Roads with switchback turns disappear up into mountain peaks capped by
the wisps of clouds descending like a blanket over the dark green patches
of earth. It’s a scenic photographer’s dream.
A closer look reveals a different reality from the postcard photos. The
smooth contours of the hillsides are the result of deforestation for fuel.

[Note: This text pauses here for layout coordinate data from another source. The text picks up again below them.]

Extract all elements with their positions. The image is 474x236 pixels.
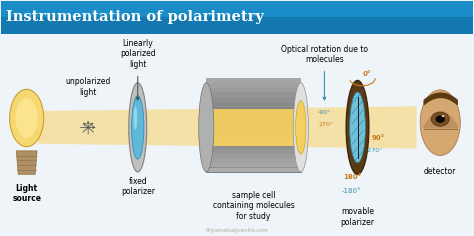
Ellipse shape	[442, 115, 445, 117]
Text: Light
source: Light source	[12, 184, 41, 203]
Bar	[206, 168, 301, 172]
Ellipse shape	[420, 90, 460, 156]
Bar	[206, 153, 301, 158]
Text: -90°: -90°	[318, 110, 330, 115]
Ellipse shape	[9, 89, 44, 147]
Ellipse shape	[134, 106, 137, 130]
Ellipse shape	[129, 83, 147, 172]
Text: 180°: 180°	[343, 174, 362, 180]
Bar	[206, 163, 301, 167]
Text: sample cell
containing molecules
for study: sample cell containing molecules for stu…	[213, 191, 294, 220]
Polygon shape	[16, 151, 37, 174]
Ellipse shape	[350, 92, 365, 163]
Bar	[206, 135, 301, 139]
Bar	[206, 139, 301, 144]
Bar	[206, 158, 301, 163]
Ellipse shape	[436, 115, 445, 123]
Text: Linearly
polarized
light: Linearly polarized light	[120, 39, 155, 69]
Bar	[206, 111, 301, 116]
Bar	[206, 97, 301, 101]
Bar	[206, 144, 301, 148]
FancyBboxPatch shape	[0, 1, 474, 34]
Bar	[206, 78, 301, 83]
Ellipse shape	[132, 96, 144, 159]
Text: detector: detector	[424, 167, 456, 176]
Text: -270°: -270°	[366, 148, 383, 153]
Bar	[206, 106, 301, 111]
Text: Instrumentation of polarimetry: Instrumentation of polarimetry	[6, 10, 264, 24]
Bar	[206, 88, 301, 92]
Bar	[206, 130, 301, 135]
Bar	[206, 116, 301, 120]
Bar	[206, 109, 301, 146]
Bar	[206, 102, 301, 106]
Ellipse shape	[293, 83, 309, 172]
Text: Optical rotation due to
molecules: Optical rotation due to molecules	[281, 45, 368, 64]
Polygon shape	[38, 106, 417, 148]
Text: fixed
polarizer: fixed polarizer	[121, 177, 155, 196]
Text: unpolarized
light: unpolarized light	[65, 77, 111, 97]
Bar	[206, 83, 301, 88]
Bar	[206, 121, 301, 125]
FancyBboxPatch shape	[0, 17, 474, 34]
Ellipse shape	[199, 83, 214, 172]
Bar	[206, 83, 301, 172]
Text: movable
polarizer: movable polarizer	[340, 207, 374, 227]
Bar	[206, 93, 301, 97]
Ellipse shape	[296, 101, 306, 154]
Ellipse shape	[431, 112, 449, 126]
Ellipse shape	[346, 80, 369, 174]
Bar	[206, 125, 301, 130]
Text: 90°: 90°	[372, 135, 385, 141]
Bar	[206, 149, 301, 153]
Text: -180°: -180°	[342, 188, 361, 194]
Text: 270°: 270°	[318, 122, 333, 127]
Text: 0°: 0°	[362, 71, 371, 77]
Ellipse shape	[16, 98, 38, 138]
Text: Priyamstudycentre.com: Priyamstudycentre.com	[206, 228, 268, 233]
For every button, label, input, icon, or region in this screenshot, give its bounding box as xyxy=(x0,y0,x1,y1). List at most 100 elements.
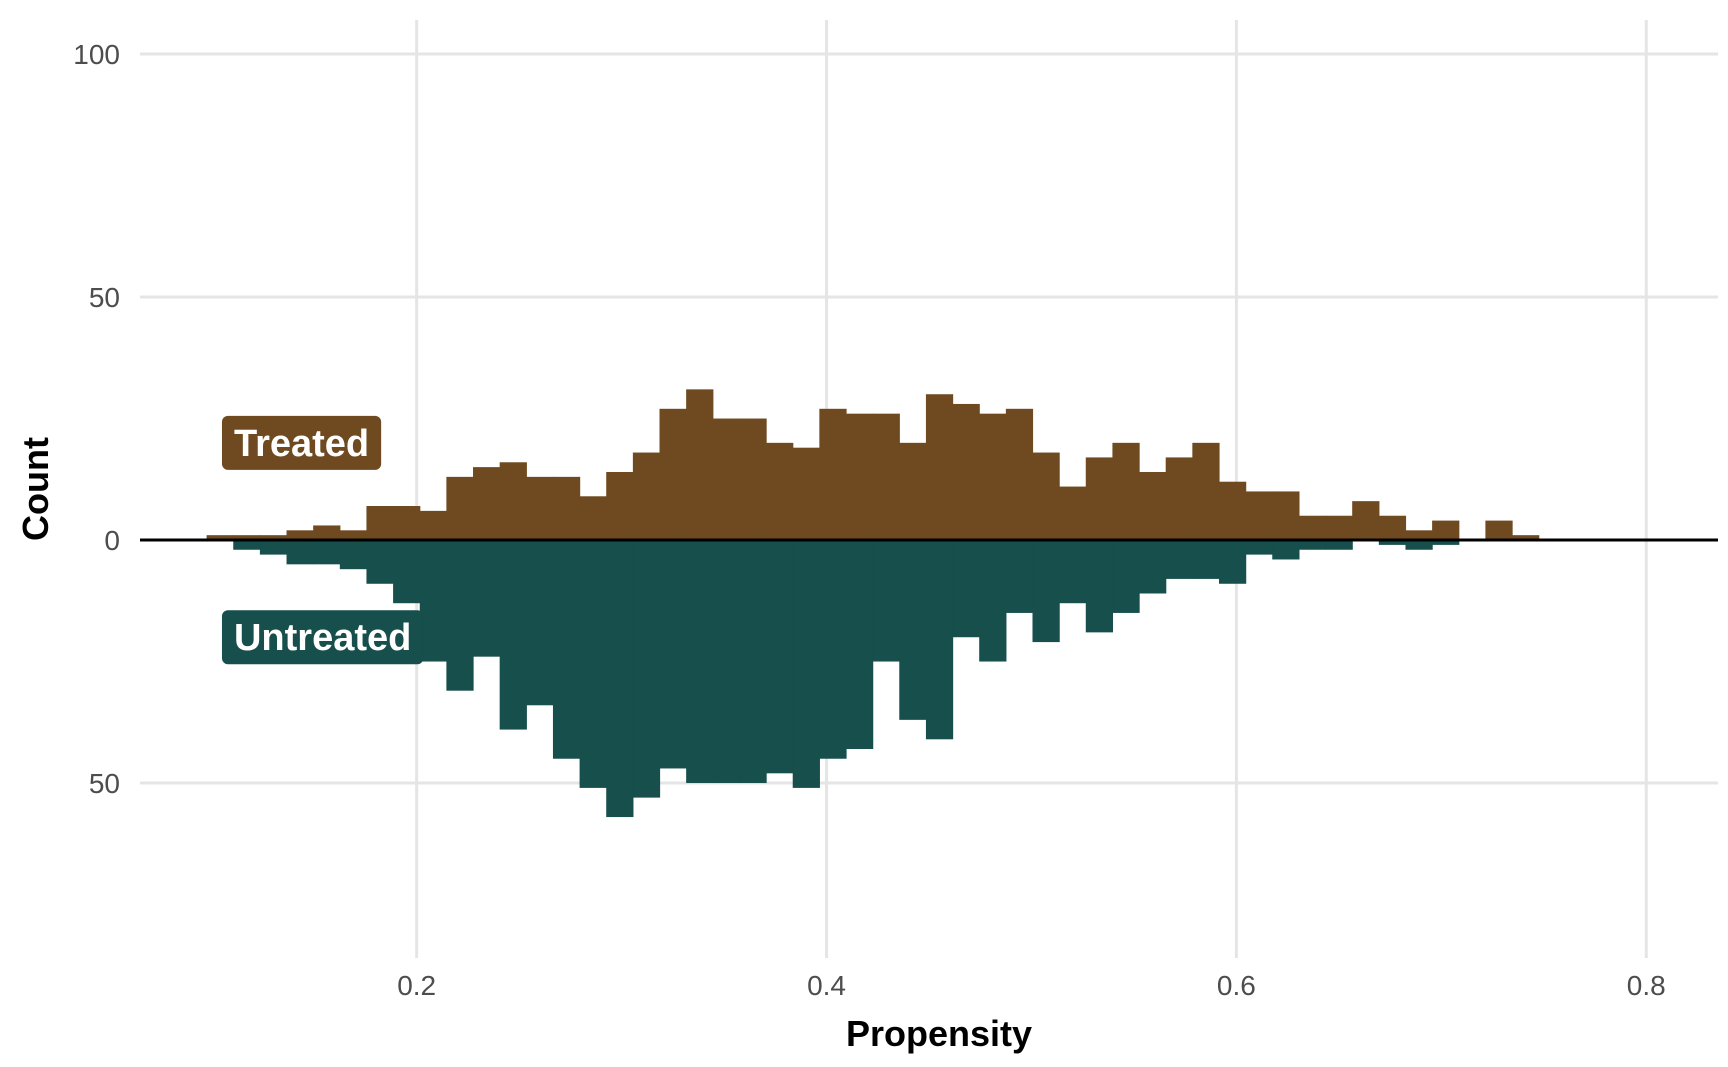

The people need to eat, and they cook on wood-burning stoves. Every day
on every road, men, women and children trudge up the hillsides to their
villages hauling as much wood as they can carry on their backs, their
burros or their horses to use or to sell. During the rainy season, the
bare hills slide into villages, killing inhabitants or destroying their
homes.
Mountain trails masquerade as roads, with vehicles turned into torturous
prisons as they knock those captured inside from side to side or up and
down. Worse than any amusement park ride, a ride to a village five miles
away could take 20 minutes. Walking is often easier, certainly cheaper
and less dangerous to life and limb.
Finally, the trip ends, the photos are neatly stored in the digital camera,
and I return to my reality — running water that I can drink, lights
that respond to the flip of a switch, a bathroom or two inside the house,
a stove that doesn’t depend on me to gather wood, clothes that I
don’t wash in a river, roads that measure distance in miles instead
of time. It gives me new eyes to see my reality in light of theirs, and
know that we live easy and well. When we really see, we know that we are
mandated in justice and in love to ease their burdens, to improve their
conditions, to give them hope for tomorrow.